# Jason Kapono



## WhoDaBest23 (Apr 16, 2003)

So how do you think he will do with the bobcats this year? Will he be a starter or a 6th man? IMO I think he will start along with Wallace on the wings. The Bobcats would get killed much worse on D if they start House over him. Kapono had a decent summer and I think he's earned the starting job. I see him averaging possibly between 8-12 points a game. I could be a little too optimistic though...


----------



## R-Star (Jun 13, 2002)

> Originally posted by <b>WhoDaBest23</b>!
> So how do you think he will do with the bobcats this year? Will he be a starter or a 6th man? IMO I think he will start along with Wallace on the wings. The Bobcats would get killed much worse on D if they start House over him. Kapono had a decent summer and I think he's earned the starting job. I see him averaging possibly between 8-12 points a game. I could be a little too optimistic though...

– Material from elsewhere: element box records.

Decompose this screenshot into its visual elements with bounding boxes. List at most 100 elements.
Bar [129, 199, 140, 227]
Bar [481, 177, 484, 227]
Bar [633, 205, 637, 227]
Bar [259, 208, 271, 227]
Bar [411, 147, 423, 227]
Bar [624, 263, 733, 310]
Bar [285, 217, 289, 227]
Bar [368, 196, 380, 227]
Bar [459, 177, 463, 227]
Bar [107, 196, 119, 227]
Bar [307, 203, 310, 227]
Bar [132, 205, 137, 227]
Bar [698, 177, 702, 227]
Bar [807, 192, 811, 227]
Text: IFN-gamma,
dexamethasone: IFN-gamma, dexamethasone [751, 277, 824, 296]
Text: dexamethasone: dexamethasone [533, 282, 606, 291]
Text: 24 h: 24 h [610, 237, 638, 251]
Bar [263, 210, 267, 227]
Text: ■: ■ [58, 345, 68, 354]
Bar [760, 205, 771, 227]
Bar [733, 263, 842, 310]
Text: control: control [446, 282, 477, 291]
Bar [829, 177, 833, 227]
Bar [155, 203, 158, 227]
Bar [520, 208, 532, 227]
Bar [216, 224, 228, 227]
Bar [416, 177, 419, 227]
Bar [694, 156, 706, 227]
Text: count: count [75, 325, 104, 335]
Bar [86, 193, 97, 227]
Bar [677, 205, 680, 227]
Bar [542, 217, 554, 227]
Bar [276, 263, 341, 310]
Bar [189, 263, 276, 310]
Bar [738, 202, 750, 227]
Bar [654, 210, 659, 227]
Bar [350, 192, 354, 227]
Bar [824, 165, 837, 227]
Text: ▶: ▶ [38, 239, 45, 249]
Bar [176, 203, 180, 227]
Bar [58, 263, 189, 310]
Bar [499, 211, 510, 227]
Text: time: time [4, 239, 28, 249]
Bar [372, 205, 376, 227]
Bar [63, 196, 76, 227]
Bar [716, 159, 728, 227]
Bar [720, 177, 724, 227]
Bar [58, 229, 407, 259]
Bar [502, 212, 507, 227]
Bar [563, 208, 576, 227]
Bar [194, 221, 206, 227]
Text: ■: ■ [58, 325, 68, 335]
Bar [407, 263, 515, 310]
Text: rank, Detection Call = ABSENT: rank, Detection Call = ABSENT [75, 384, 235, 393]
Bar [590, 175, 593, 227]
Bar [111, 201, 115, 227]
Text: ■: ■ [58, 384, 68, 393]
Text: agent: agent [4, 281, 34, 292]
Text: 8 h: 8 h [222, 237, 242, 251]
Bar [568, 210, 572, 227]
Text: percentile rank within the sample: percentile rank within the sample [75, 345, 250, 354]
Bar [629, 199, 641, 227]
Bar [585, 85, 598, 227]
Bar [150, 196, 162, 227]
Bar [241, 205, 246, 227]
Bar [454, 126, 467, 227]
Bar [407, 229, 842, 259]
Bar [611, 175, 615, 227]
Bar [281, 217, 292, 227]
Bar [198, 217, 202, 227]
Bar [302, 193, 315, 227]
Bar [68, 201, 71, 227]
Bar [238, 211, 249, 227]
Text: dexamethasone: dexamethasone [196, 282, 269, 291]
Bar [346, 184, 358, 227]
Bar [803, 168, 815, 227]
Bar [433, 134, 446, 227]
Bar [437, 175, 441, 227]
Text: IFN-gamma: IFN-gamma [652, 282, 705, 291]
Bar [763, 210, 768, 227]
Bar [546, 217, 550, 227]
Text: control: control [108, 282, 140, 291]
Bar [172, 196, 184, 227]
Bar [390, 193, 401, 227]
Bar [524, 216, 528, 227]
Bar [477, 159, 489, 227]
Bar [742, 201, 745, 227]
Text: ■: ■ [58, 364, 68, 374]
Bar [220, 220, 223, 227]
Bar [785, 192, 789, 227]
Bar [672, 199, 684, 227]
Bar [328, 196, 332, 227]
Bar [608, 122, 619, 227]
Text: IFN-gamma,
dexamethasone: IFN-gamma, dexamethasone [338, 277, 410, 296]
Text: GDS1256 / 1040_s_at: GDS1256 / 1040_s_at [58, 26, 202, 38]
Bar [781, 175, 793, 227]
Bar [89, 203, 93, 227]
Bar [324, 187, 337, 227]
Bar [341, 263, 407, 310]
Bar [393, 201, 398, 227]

I see him getting around 12-15 a game. Its not like the Bobcats have too many scoring options.


----------



## Kunlun (Jun 22, 2003)

Well, he will certainly help spread the offense for Emeka to work down low. He is an great shooter.


----------



## KG4MVP2 (Jul 28, 2003)

Kapono should averege at least 10ppg. He has a jump shot a very good one but in order to succeed he needs to work on his D and be consistent on his jump shot to have a great jump shot not just a good one.


----------



## AZwildcats4 (Feb 9, 2004)

yeah 10-12 ppg...somebody has to score


----------



## ChristopherJ (Aug 10, 2004)

8-10 A GAME ATLEAST.


----------



## bLo0dYtEaRz818 (Oct 23, 2004)

kapano is a very good field goal shooter. i think he will help the team with his shots and his assists.. he will make a great player for the bobcats..


----------